I was able to solve the following :
$(1-x^2)y''-2xy'+\lambda y = 0$ where $\lambda$ is a real constant.
The solution that I obtained is of the form $\sum_{n=0}^{\infty}C_nx^n$ with
$C_{n+2} = \frac{n(n+1)-\lambda}{(n+2)(n+1)}C_n$
Which gives me:
$y_1(x) = C_0[1-\frac{\lambda}{2}x^2+\frac{(2)(2+1)-\lambda}{(4)(3)}x^4...]$
For the even part and:
$y_2(x) = C_1[x+\frac{2-\lambda}{(3)(2)}x^3+...]$
for the odd one.
I am now required to establish the ratio of convergence using the ratio test, but I can not find a way to do it with my solution written in that form.

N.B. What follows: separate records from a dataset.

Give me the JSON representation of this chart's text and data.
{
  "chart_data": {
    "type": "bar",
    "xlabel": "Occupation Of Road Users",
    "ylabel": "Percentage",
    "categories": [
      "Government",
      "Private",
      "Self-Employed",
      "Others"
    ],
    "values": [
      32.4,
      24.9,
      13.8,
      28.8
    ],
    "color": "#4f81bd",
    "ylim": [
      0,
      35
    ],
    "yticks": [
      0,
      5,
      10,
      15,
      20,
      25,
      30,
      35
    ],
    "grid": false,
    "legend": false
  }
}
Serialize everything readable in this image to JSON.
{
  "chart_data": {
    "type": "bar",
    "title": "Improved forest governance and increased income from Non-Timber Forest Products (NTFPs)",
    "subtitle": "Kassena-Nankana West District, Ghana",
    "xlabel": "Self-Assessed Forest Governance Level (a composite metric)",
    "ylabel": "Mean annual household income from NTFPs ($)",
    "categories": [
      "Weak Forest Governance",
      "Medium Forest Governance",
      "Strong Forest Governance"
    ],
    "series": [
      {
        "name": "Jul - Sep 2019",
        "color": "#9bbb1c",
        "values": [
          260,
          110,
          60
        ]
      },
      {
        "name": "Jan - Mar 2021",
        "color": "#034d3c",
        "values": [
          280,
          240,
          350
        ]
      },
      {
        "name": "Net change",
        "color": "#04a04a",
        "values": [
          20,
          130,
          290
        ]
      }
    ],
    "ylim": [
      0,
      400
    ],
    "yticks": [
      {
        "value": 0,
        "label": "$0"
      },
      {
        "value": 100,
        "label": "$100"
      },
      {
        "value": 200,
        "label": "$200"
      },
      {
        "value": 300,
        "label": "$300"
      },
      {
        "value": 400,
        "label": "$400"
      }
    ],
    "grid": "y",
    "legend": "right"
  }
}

Consider the even and odd part as power series in $u=x^2$, $$y=y_e(x^2)+xy_o(x^2),~\text{ where }~ y_e(u)=\sum_kC_{2k}u^k,~~ y_o(u)=\sum_kC_{2k+1}u^k,$$ and compute the radius of convergence for $y_e$ and $y_o$ separately. The minimum of the radii is then the radius for the sum of both parts.